3 exercices d’hypnose pour sortir de la torpeur
Des techniques simples pour retrouver calme et clarté mentale.
Une approche concrète pour apaiser votre système nerveux.
Vous arrivez le soir chez vous, vous posez votre sac, et vous restez debout au milieu du salon, incapable de décider quoi faire. Pas parce que vous ne savez pas ce qui vous ferait du bien, mais parce que vous n’avez plus l’énergie de choisir. Ni celle d’y croire. Vous avez l’impression de fonctionner en pilotage automatique depuis des semaines, voire des mois.
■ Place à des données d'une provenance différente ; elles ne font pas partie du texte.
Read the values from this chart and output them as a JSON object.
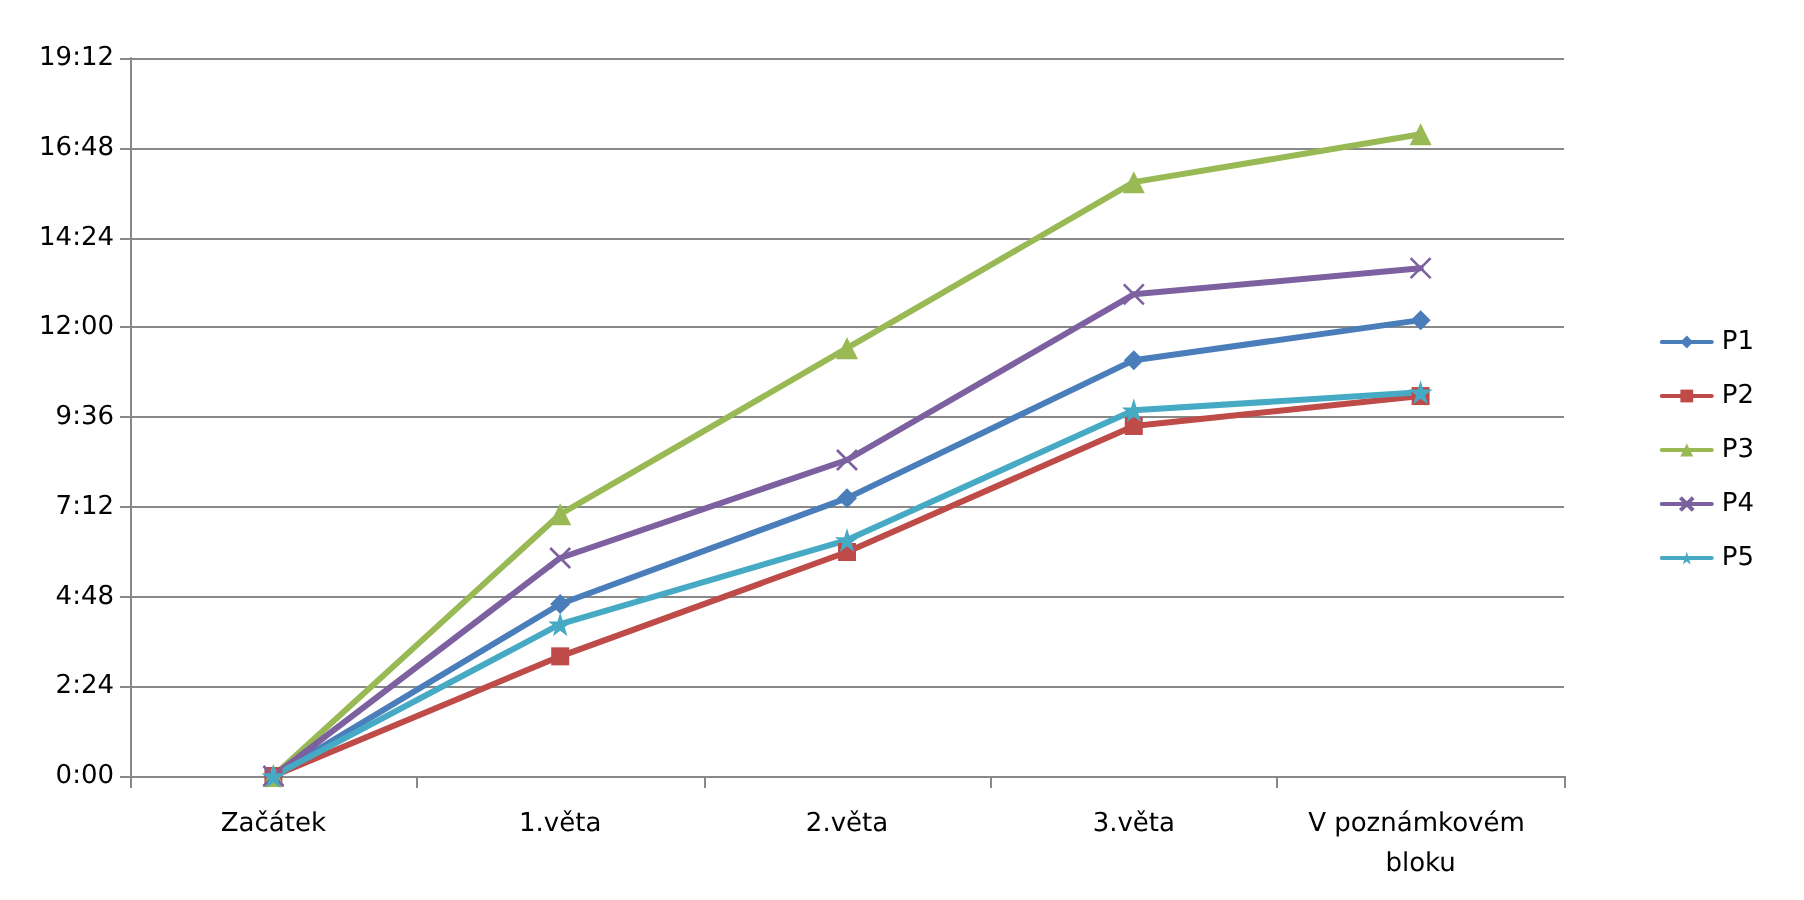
{
  "chart_data": {
    "type": "line",
    "categories": [
      "Začátek",
      "1.věta",
      "2.věta",
      "3.věta",
      "V poznámkovém bloku"
    ],
    "series": [
      {
        "name": "P1",
        "color": "#4a7ebb",
        "marker": "diamond",
        "values": [
          0,
          4.6,
          7.43,
          11.12,
          12.19
        ]
      },
      {
        "name": "P2",
        "color": "#be4b48",
        "marker": "square",
        "values": [
          0,
          3.2,
          5.99,
          9.36,
          10.16
        ]
      },
      {
        "name": "P3",
        "color": "#98b954",
        "marker": "triangle",
        "values": [
          0,
          7.0,
          11.44,
          15.88,
          17.16
        ]
      },
      {
        "name": "P4",
        "color": "#7d60a0",
        "marker": "cross",
        "values": [
          0,
          5.83,
          8.45,
          12.88,
          13.58
        ]
      },
      {
        "name": "P5",
        "color": "#46aac5",
        "marker": "star",
        "values": [
          0,
          4.06,
          6.31,
          9.78,
          10.26
        ]
      }
    ],
    "ylim": [
      0,
      19.2
    ],
    "yticks": [
      {
        "value": 0,
        "label": "0:00"
      },
      {
        "value": 2.4,
        "label": "2:24"
      },
      {
        "value": 4.8,
        "label": "4:48"
      },
      {
        "value": 7.2,
        "label": "7:12"
      },
      {
        "value": 9.6,
        "label": "9:36"
      },
      {
        "value": 12,
        "label": "12:00"
      },
      {
        "value": 14.4,
        "label": "14:24"
      },
      {
        "value": 16.8,
        "label": "16:48"
      },
      {
        "value": 19.2,
        "label": "19:12"
      }
    ],
    "grid": "y",
    "legend": "right",
    "line_style": "solid"
  }
}
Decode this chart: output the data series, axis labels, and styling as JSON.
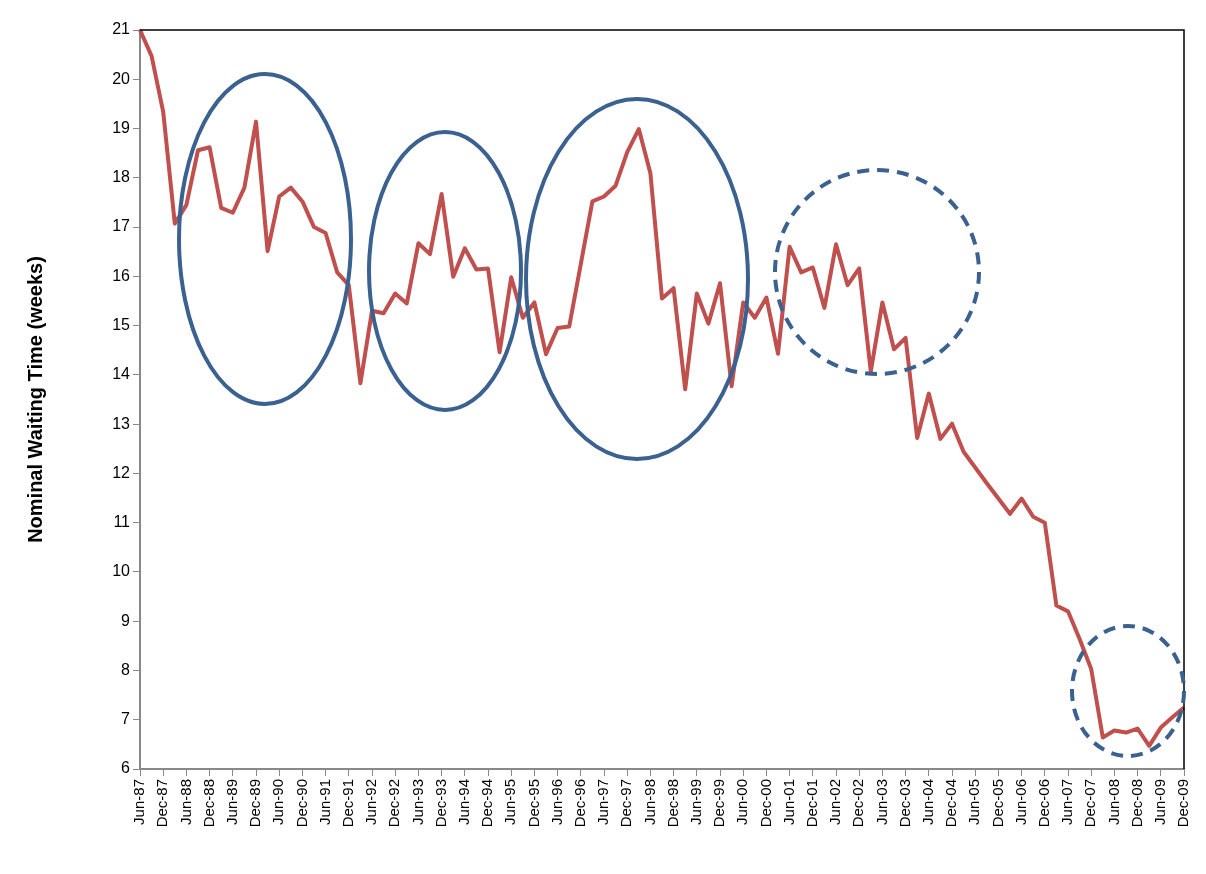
{
  "chart_data": {
    "type": "line",
    "ylabel": "Nominal Waiting Time (weeks)",
    "categories": [
      "Jun-87",
      null,
      "Dec-87",
      null,
      "Jun-88",
      null,
      "Dec-88",
      null,
      "Jun-89",
      null,
      "Dec-89",
      null,
      "Jun-90",
      null,
      "Dec-90",
      null,
      "Jun-91",
      null,
      "Dec-91",
      null,
      "Jun-92",
      null,
      "Dec-92",
      null,
      "Jun-93",
      null,
      "Dec-93",
      null,
      "Jun-94",
      null,
      "Dec-94",
      null,
      "Jun-95",
      null,
      "Dec-95",
      null,
      "Jun-96",
      null,
      "Dec-96",
      null,
      "Jun-97",
      null,
      "Dec-97",
      null,
      "Jun-98",
      null,
      "Dec-98",
      null,
      "Jun-99",
      null,
      "Dec-99",
      null,
      "Jun-00",
      null,
      "Dec-00",
      null,
      "Jun-01",
      null,
      "Dec-01",
      null,
      "Jun-02",
      null,
      "Dec-02",
      null,
      "Jun-03",
      null,
      "Dec-03",
      null,
      "Jun-04",
      null,
      "Dec-04",
      null,
      "Jun-05",
      null,
      "Dec-05",
      null,
      "Jun-06",
      null,
      "Dec-06",
      null,
      "Jun-07",
      null,
      "Dec-07",
      null,
      "Jun-08",
      null,
      "Dec-08",
      null,
      "Jun-09",
      null,
      "Dec-09"
    ],
    "series": [
      {
        "color": "#c0504d",
        "values": [
          21.0,
          20.47,
          19.34,
          17.07,
          17.45,
          18.56,
          18.62,
          17.39,
          17.29,
          17.8,
          19.14,
          16.51,
          17.62,
          17.8,
          17.52,
          17.0,
          16.88,
          16.08,
          15.82,
          13.83,
          15.3,
          15.25,
          15.65,
          15.45,
          16.67,
          16.45,
          17.67,
          15.99,
          16.57,
          16.14,
          16.16,
          14.46,
          15.98,
          15.16,
          15.47,
          14.42,
          14.95,
          14.98,
          16.25,
          17.52,
          17.62,
          17.84,
          18.52,
          18.99,
          18.09,
          15.55,
          15.76,
          13.71,
          15.65,
          15.04,
          15.86,
          13.77,
          15.47,
          15.16,
          15.57,
          14.43,
          16.6,
          16.08,
          16.18,
          15.36,
          16.65,
          15.82,
          16.16,
          14.07,
          15.47,
          14.52,
          14.75,
          12.72,
          13.62,
          12.7,
          13.01,
          12.44,
          12.12,
          11.8,
          11.49,
          11.18,
          11.49,
          11.12,
          11.0,
          9.32,
          9.2,
          8.64,
          8.03,
          6.64,
          6.78,
          6.74,
          6.82,
          6.47,
          6.84,
          7.05,
          7.25
        ]
      }
    ],
    "ylim": [
      6,
      21
    ],
    "yticks": [
      6,
      7,
      8,
      9,
      10,
      11,
      12,
      13,
      14,
      15,
      16,
      17,
      18,
      19,
      20,
      21
    ],
    "grid": false,
    "legend": false,
    "marker": "none"
  }
}
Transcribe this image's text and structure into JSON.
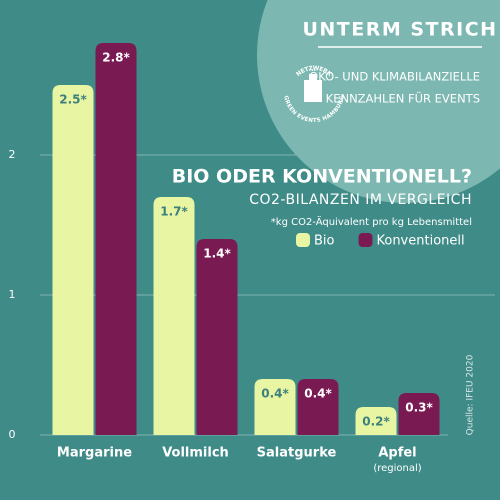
{
  "header": {
    "title": "UNTERM STRICH",
    "logo_top": "NETZWERK",
    "logo_bottom": "GREEN EVENTS HAMBURG",
    "lines": [
      "ÖKO- UND KLIMABILANZIELLE",
      "KENNZAHLEN FÜR EVENTS"
    ]
  },
  "chart_data": {
    "type": "bar",
    "title": "BIO ODER KONVENTIONELL?",
    "subtitle": "CO2-BILANZEN IM VERGLEICH",
    "note": "*kg CO2-Äquivalent pro kg Lebensmittel",
    "source": "Quelle: IFEU 2020",
    "categories": [
      "Margarine",
      "Vollmilch",
      "Salatgurke",
      "Apfel"
    ],
    "category_notes": [
      null,
      null,
      null,
      "(regional)"
    ],
    "series": [
      {
        "name": "Bio",
        "color": "#e8f5a3",
        "label_color": "#3d7f7c",
        "values": [
          2.5,
          1.7,
          0.4,
          0.2
        ],
        "value_labels": [
          "2.5*",
          "1.7*",
          "0.4*",
          "0.2*"
        ]
      },
      {
        "name": "Konventionell",
        "color": "#7a1a52",
        "label_color": "#ffffff",
        "values": [
          2.8,
          1.4,
          0.4,
          0.3
        ],
        "value_labels": [
          "2.8*",
          "1.4*",
          "0.4*",
          "0.3*"
        ]
      }
    ],
    "ylim": [
      0,
      3
    ],
    "yticks": [
      0,
      1,
      2
    ],
    "grid": true,
    "legend": "top-right"
  }
}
Les journées s’enchaînent, les nuits ne réparent rien, et au réveil, la fatigue est déjà là, installée comme une seconde peau.
Cet état, beaucoup de personnes que je reçois à Saintes le décrivent avec les mêmes mots : « Je suis lessivé, vidé, je n’en peux plus. » Ils ne parlent pas d’une simple fatigue passagère, celle qui disparaît après un week-end tranquille. Ils parlent d’un épuisement profond, viscéral, qui touche le corps, l’esprit et les émotions en même temps. Un épuisement émotionnel.
La bonne nouvelle, c’est que cet état n’est pas une fatalité. Il ne vient pas d’un défaut de caractère ou d’un manque de volonté. Il vient d’un système nerveux qui a fonctionné en surrégime trop longtemps, et qui a fini par saturer. Et l’hypnose, dans ce cadre, est un outil particulièrement adapté pour aider ce système à revenir vers un état d’équilibre. Pas en forçant, pas en luttant, mais en lui redonnant les conditions naturelles de la régulation.
Je vais vous expliquer comment.
Quand vous êtes épuisé émotionnellement, vous avez probablement entendu ce genre de phrases : « Repose-toi, ça va passer », « Tu en fais trop, il faut lever le pied », ou pire : « Tu devrais apprendre à gérer ton stress. »
Ces paroles sont souvent bien intentionnées, mais elles passent à côté de l’essentiel : l’épuisement émotionnel n’est pas un simple manque de sommeil ou un planning trop chargé. C’est un état physiologique et neurologique précis.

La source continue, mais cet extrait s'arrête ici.